Convinieron la hora y Rebus volvió al departamento de Investigación Criminal. Le daba la impresión de que a ella le complacía que le hubiera propuesto verse aquella noche. Seguro que era lo que esperaba; indicio de que seguía interesada y de que no se trataba exclusivamente de trabajo.

O a lo mejor se estaba haciendo ilusiones.

En la mesa llamó a Claverhouse.

Me has decepcionado, tío -dijo Claverhouse.

– Te dije que no me apartaba de la mesa y así ha sido.

Pues ¿cómo es que no cogías el teléfono?

– Es que he tenido una llamada en el móvil.

¿De alguien que significa para ti más que yo? Estoy muy dolido.

– Era mi corredor de apuestas, a quien debo más de doscientas libras.
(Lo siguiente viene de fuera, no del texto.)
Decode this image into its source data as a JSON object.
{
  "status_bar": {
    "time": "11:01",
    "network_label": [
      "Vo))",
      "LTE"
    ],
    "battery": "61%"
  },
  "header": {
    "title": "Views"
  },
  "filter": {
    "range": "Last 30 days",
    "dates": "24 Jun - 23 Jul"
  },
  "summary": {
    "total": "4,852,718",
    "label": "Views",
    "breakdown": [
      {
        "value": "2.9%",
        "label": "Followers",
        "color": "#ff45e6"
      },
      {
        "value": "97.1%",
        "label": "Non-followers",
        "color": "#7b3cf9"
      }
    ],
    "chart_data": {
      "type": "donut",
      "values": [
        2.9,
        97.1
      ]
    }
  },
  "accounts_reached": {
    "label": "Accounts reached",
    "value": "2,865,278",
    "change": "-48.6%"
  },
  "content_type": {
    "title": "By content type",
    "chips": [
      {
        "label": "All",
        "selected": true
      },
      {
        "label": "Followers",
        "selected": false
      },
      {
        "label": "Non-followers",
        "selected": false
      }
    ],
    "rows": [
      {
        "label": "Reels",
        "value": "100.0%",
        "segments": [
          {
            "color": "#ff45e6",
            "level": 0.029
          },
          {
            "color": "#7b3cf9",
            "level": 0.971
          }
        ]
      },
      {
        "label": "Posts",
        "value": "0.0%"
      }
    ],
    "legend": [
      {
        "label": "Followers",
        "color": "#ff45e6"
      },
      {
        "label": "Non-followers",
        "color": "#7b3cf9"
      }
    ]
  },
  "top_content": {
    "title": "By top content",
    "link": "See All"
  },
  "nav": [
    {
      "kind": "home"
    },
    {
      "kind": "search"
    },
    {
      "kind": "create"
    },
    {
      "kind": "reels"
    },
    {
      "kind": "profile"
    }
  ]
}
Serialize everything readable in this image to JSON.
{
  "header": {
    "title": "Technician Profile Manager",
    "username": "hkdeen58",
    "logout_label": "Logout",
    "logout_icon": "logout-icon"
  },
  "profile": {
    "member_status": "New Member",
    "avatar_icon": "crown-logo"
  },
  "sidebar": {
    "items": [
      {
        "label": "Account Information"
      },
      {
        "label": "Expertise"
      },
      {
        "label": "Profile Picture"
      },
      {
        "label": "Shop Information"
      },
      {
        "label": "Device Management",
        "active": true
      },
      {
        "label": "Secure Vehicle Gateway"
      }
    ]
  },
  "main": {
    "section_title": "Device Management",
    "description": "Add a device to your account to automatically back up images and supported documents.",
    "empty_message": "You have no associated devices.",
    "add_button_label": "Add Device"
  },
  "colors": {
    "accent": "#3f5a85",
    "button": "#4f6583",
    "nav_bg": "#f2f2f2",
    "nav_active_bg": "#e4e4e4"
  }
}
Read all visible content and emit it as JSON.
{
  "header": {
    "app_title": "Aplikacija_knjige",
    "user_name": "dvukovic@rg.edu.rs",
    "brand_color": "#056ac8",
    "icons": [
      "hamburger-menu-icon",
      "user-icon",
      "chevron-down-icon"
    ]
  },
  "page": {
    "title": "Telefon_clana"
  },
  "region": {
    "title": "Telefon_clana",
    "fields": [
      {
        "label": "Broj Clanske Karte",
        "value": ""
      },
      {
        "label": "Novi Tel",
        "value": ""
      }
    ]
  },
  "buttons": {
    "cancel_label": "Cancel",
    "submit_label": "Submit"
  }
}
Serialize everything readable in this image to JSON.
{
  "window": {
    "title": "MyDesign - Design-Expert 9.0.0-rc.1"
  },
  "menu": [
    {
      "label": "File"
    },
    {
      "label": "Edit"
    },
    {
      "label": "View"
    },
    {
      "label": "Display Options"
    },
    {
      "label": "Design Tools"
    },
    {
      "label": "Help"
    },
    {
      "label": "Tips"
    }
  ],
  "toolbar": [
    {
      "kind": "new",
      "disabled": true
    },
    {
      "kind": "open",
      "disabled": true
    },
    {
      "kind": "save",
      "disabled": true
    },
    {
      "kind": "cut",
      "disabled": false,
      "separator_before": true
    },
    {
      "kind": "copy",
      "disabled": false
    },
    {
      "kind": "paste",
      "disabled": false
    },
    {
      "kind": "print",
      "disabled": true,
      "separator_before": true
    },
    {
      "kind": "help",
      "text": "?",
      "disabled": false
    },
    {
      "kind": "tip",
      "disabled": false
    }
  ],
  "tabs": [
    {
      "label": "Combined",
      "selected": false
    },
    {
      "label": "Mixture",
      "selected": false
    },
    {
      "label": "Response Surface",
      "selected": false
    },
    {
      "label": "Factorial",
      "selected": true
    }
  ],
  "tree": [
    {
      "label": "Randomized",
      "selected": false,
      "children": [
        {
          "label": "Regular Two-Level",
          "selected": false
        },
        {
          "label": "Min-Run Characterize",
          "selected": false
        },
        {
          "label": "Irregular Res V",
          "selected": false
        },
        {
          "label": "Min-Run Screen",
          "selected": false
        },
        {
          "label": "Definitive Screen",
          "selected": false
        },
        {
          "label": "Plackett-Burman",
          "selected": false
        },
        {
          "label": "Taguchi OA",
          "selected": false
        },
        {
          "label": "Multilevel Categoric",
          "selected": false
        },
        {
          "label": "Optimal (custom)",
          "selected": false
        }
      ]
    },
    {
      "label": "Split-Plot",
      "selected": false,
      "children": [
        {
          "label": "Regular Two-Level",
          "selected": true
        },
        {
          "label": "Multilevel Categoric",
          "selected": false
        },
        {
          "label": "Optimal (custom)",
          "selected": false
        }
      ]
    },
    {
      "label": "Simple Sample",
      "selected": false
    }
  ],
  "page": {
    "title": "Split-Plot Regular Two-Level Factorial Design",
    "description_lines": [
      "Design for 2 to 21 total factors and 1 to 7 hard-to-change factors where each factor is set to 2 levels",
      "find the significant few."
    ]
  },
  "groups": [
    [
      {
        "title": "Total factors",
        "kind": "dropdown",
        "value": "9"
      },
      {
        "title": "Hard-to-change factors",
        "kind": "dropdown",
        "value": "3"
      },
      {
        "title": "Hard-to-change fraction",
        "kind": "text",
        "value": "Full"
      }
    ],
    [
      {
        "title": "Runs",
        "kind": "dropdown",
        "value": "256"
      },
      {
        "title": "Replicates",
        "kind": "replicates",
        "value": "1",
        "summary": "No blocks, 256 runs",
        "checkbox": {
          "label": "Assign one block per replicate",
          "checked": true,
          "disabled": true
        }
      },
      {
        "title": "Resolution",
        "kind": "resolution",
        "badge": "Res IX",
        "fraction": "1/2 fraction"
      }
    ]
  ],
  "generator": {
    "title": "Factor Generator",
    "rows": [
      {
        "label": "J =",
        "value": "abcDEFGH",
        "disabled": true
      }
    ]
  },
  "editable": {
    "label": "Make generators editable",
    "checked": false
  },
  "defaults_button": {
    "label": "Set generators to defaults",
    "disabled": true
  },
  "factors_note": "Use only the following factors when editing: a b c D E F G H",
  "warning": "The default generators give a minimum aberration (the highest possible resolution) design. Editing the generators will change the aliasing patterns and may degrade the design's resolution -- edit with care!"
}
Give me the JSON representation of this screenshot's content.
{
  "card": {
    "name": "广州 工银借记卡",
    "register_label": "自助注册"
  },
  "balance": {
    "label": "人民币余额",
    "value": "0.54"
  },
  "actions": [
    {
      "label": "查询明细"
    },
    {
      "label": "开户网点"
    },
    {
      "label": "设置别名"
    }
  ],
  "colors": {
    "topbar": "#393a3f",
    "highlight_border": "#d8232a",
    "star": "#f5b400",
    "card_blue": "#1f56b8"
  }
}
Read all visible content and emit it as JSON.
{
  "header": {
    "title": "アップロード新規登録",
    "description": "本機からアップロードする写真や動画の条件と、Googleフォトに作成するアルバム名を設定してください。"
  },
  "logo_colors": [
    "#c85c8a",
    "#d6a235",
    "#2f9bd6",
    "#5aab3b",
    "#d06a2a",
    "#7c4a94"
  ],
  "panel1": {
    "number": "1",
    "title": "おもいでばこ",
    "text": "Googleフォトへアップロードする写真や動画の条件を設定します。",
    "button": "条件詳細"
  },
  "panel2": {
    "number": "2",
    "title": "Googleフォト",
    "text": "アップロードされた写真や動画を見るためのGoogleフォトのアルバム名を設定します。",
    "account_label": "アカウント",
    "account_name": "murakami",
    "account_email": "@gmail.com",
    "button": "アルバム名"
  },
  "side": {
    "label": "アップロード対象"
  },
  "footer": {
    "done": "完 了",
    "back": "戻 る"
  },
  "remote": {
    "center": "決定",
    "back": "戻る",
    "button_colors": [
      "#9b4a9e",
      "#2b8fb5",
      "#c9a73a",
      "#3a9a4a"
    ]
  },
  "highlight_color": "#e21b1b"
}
Claverhouse guardó silencio un instante.

De eso sí que me alegro -dijo-. Bueno, pide hablar con Declan Macmanus.

– ¿No era ése el verdadero nombre? -dijo Rebus frunciendo el ceño.

Bueno, es evidente que se lo pasó a alguien que lo necesitaba. -Claverhouse le dio el número de Dublín, incluido el código internacional-. Aunque no creo que esos tacaños de Saint Leonard te permitan poner una conferencia internacional -añadió.

– Hay que rellenar formularios -dijo Rebus-. Gracias por tu ayuda, Claverhouse.

¿Vas ahora a tomarte esa copa?

– Creo que es lo mejor. No quiero estar consciente cuando dé conmigo mi corredor de apuestas.

Haces muy bien. Un brindis por los caballos perdedores y el buen whisky.

– Lo mismo digo -añadió Rebus colgando.

Claverhouse tenía razón; en Saint Leonard estaba prohibido hacer llamadas internacionales desde los teléfonos con línea exterior, pero Rebus decidió hacerla desde el del despacho de la jefa. El único problema era que Gill Templer había cerrado con llave. Reflexionó un instante y recordó que Watson tenía una llave de repuesto para casos urgentes, y se agachó para buscarla debajo del felpudo. Efectivamente, la llave seguía allí. Abrió y cerró con llave una vez dentro.

Miró el nuevo sillón, pero decidió permanecer de pie, recostado en el borde de la mesa, sin poder evitar pensar en el cuento de los tres osos. ¿Quién se ha sentado en mi sillón? ¿Quién ha llamado con mi teléfono?